Apache ActiveMQ Artemis provides its own core client API for clients to use if
they wish to have access to functionality over and above that accessible via
the JMS API.
Please see [Core](core.md) for using the Core API with Apache ActiveMQ Artemis.
### AMQP
[AMQP](https://en.wikipedia.org/wiki/AMQP) is a specification for interoperable
messaging. It also defines a wire format, so any AMQP client can work with any
messaging system that supports AMQP. AMQP clients are available in many
different programming languages.
Apache ActiveMQ Artemis implements the [AMQP
1.0](https://www.oasis-open.org/committees/tc_home.php?wg_abbrev=amqp)
specification. Any client that supports the 1.0 specification will be able to
interact with Apache ActiveMQ Artemis.
Please see [AMQP](amqp.md) for using AMQP with Apache ActiveMQ Artemis.
### MQTT
[MQTT](https://mqtt.org/) is a lightweight connectivity protocol. It is
designed to run in environments where device and networks are constrained. Out
of the box Apache ActiveMQ Artemis supports version MQTT 3.1.1. Any client
supporting this version of the protocol will work against Apache ActiveMQ
Artemis.
Please see [MQTT](mqtt.md) for using MQTT with Apache ActiveMQ Artemis.
### STOMP
[Stomp](https://stomp.github.io/) is a very simple text protocol for
interoperating with messaging systems.
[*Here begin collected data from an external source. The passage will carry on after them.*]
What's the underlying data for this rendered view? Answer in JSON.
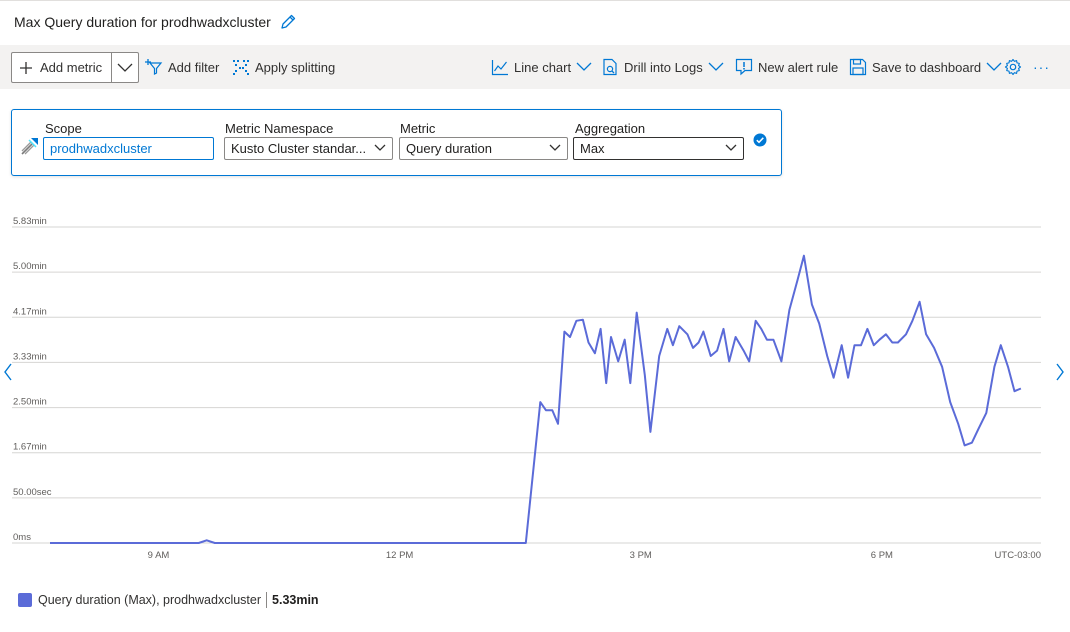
{
  "title": "Max Query duration for prodhwadxcluster",
  "toolbar": {
    "add_metric": "Add metric",
    "add_filter": "Add filter",
    "apply_splitting": "Apply splitting",
    "line_chart": "Line chart",
    "drill_logs": "Drill into Logs",
    "new_alert": "New alert rule",
    "save_dashboard": "Save to dashboard",
    "more": "···"
  },
  "metric_card": {
    "scope_label": "Scope",
    "scope_value": "prodhwadxcluster",
    "namespace_label": "Metric Namespace",
    "namespace_value": "Kusto Cluster standar...",
    "metric_label": "Metric",
    "metric_value": "Query duration",
    "aggregation_label": "Aggregation",
    "aggregation_value": "Max"
  },
  "colors": {
    "accent": "#0078d4",
    "series": "#5b6bd8",
    "grid": "#d6d5d3"
  },
  "chart_data": {
    "type": "line",
    "y_tick_labels": [
      "0ms",
      "50.00sec",
      "1.67min",
      "2.50min",
      "3.33min",
      "4.17min",
      "5.00min",
      "5.83min"
    ],
    "ylim": [
      0,
      5.83
    ],
    "y_unit": "min",
    "x_tick_labels": [
      "9 AM",
      "12 PM",
      "3 PM",
      "6 PM"
    ],
    "x_tick_hours": [
      9,
      12,
      15,
      18
    ],
    "timezone_label": "UTC-03:00",
    "xlim_hours": [
      7.65,
      19.98
    ],
    "series": [
      {
        "name": "Query duration (Max), prodhwadxcluster",
        "points": [
          [
            7.65,
            0
          ],
          [
            9.5,
            0
          ],
          [
            9.6,
            0.05
          ],
          [
            9.7,
            0
          ],
          [
            13.57,
            0
          ],
          [
            13.75,
            2.6
          ],
          [
            13.82,
            2.45
          ],
          [
            13.9,
            2.45
          ],
          [
            13.97,
            2.2
          ],
          [
            14.05,
            3.9
          ],
          [
            14.12,
            3.8
          ],
          [
            14.2,
            4.1
          ],
          [
            14.28,
            4.12
          ],
          [
            14.35,
            3.7
          ],
          [
            14.43,
            3.5
          ],
          [
            14.5,
            3.95
          ],
          [
            14.57,
            2.95
          ],
          [
            14.63,
            3.8
          ],
          [
            14.72,
            3.35
          ],
          [
            14.8,
            3.75
          ],
          [
            14.87,
            2.95
          ],
          [
            14.95,
            4.25
          ],
          [
            15.05,
            3.1
          ],
          [
            15.12,
            2.05
          ],
          [
            15.23,
            3.45
          ],
          [
            15.33,
            3.95
          ],
          [
            15.4,
            3.65
          ],
          [
            15.48,
            4.0
          ],
          [
            15.58,
            3.85
          ],
          [
            15.65,
            3.6
          ],
          [
            15.72,
            3.7
          ],
          [
            15.78,
            3.9
          ],
          [
            15.87,
            3.45
          ],
          [
            15.95,
            3.55
          ],
          [
            16.03,
            3.95
          ],
          [
            16.1,
            3.35
          ],
          [
            16.18,
            3.8
          ],
          [
            16.28,
            3.55
          ],
          [
            16.35,
            3.35
          ],
          [
            16.43,
            4.1
          ],
          [
            16.5,
            3.95
          ],
          [
            16.57,
            3.75
          ],
          [
            16.65,
            3.75
          ],
          [
            16.75,
            3.35
          ],
          [
            16.85,
            4.3
          ],
          [
            16.95,
            4.85
          ],
          [
            17.03,
            5.3
          ],
          [
            17.13,
            4.4
          ],
          [
            17.22,
            4.05
          ],
          [
            17.32,
            3.45
          ],
          [
            17.4,
            3.05
          ],
          [
            17.5,
            3.65
          ],
          [
            17.58,
            3.05
          ],
          [
            17.66,
            3.65
          ],
          [
            17.74,
            3.65
          ],
          [
            17.82,
            3.95
          ],
          [
            17.9,
            3.65
          ],
          [
            17.97,
            3.75
          ],
          [
            18.05,
            3.85
          ],
          [
            18.13,
            3.7
          ],
          [
            18.2,
            3.7
          ],
          [
            18.3,
            3.85
          ],
          [
            18.38,
            4.1
          ],
          [
            18.47,
            4.45
          ],
          [
            18.55,
            3.85
          ],
          [
            18.65,
            3.6
          ],
          [
            18.75,
            3.25
          ],
          [
            18.85,
            2.6
          ],
          [
            18.95,
            2.2
          ],
          [
            19.03,
            1.8
          ],
          [
            19.12,
            1.85
          ],
          [
            19.2,
            2.1
          ],
          [
            19.3,
            2.4
          ],
          [
            19.4,
            3.25
          ],
          [
            19.48,
            3.65
          ],
          [
            19.57,
            3.25
          ],
          [
            19.65,
            2.8
          ],
          [
            19.73,
            2.85
          ]
        ]
      }
    ],
    "legend": {
      "label": "Query duration (Max), prodhwadxcluster",
      "value": "5.33min"
    }
  }
}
It defines a wire format, so
theoretically any Stomp client can work with any messaging system that
supports Stomp. Stomp clients are available in many different
programming languages.
Please see [Stomp](stomp.md) for using STOMP with Apache ActiveMQ Artemis.
### OpenWire
ActiveMQ 5.x defines its own wire protocol: OpenWire. In order to support
ActiveMQ 5.x clients, Apache ActiveMQ Artemis supports OpenWire. Any ActiveMQ
5.12.x or higher can be used with Apache ActiveMQ Artemis.
Please see [OpenWire](openwire.md) for using OpenWire with Apache ActiveMQ
Artemis.
## High Availability
High Availability (HA) means that the system should remain operational after
failure of one or more of the servers. The degree of support for HA varies
between various messaging systems.
Apache ActiveMQ Artemis provides automatic failover where your sessions are
automatically reconnected to the backup server on event of live server failure.
For more information on HA, please see [High Availability and Failover](ha.md).
## Clusters
Many messaging systems allow you to create groups of messaging servers called
*clusters*. Clusters allow the load of sending and consuming messages to be
spread over many servers. This allows your system to scale horizontally by
adding new servers to the cluster.
Degrees of support for clusters varies between messaging systems, with some
systems having fairly basic clusters with the cluster members being hardly
aware of each other.
Apache ActiveMQ Artemis provides very configurable state-of-the-art clustering
model where messages can be intelligently load balanced between the servers in
the cluster, according to the number of consumers on each node, and whether
they are ready for messages.
Apache ActiveMQ Artemis also has the ability to automatically redistribute
messages between nodes of a cluster to prevent starvation on any particular
node.
For full details on clustering, please see [Clusters](clusters.md).
## Bridges and routing
Some messaging systems allow isolated clusters or single nodes to be bridged
together, typically over unreliable connections like a wide area network (WAN),
or the internet.
A bridge normally consumes from a queue on one server and forwards messages to
another queue on a different server. Bridges cope with unreliable connections,
automatically reconnecting when the connections becomes available again.
Apache ActiveMQ Artemis bridges can be configured with filter expressions to
only forward certain messages, and transformation can also be hooked in.
Apache ActiveMQ Artemis also allows routing between queues to be configured in
server side configuration. This allows complex routing networks to be set up
forwarding or copying messages from one destination to another, forming a
global network of interconnected brokers.
For more information please see [Core Bridges](core-bridges.md) and [Diverting
and Splitting Message Flows](diverts.md).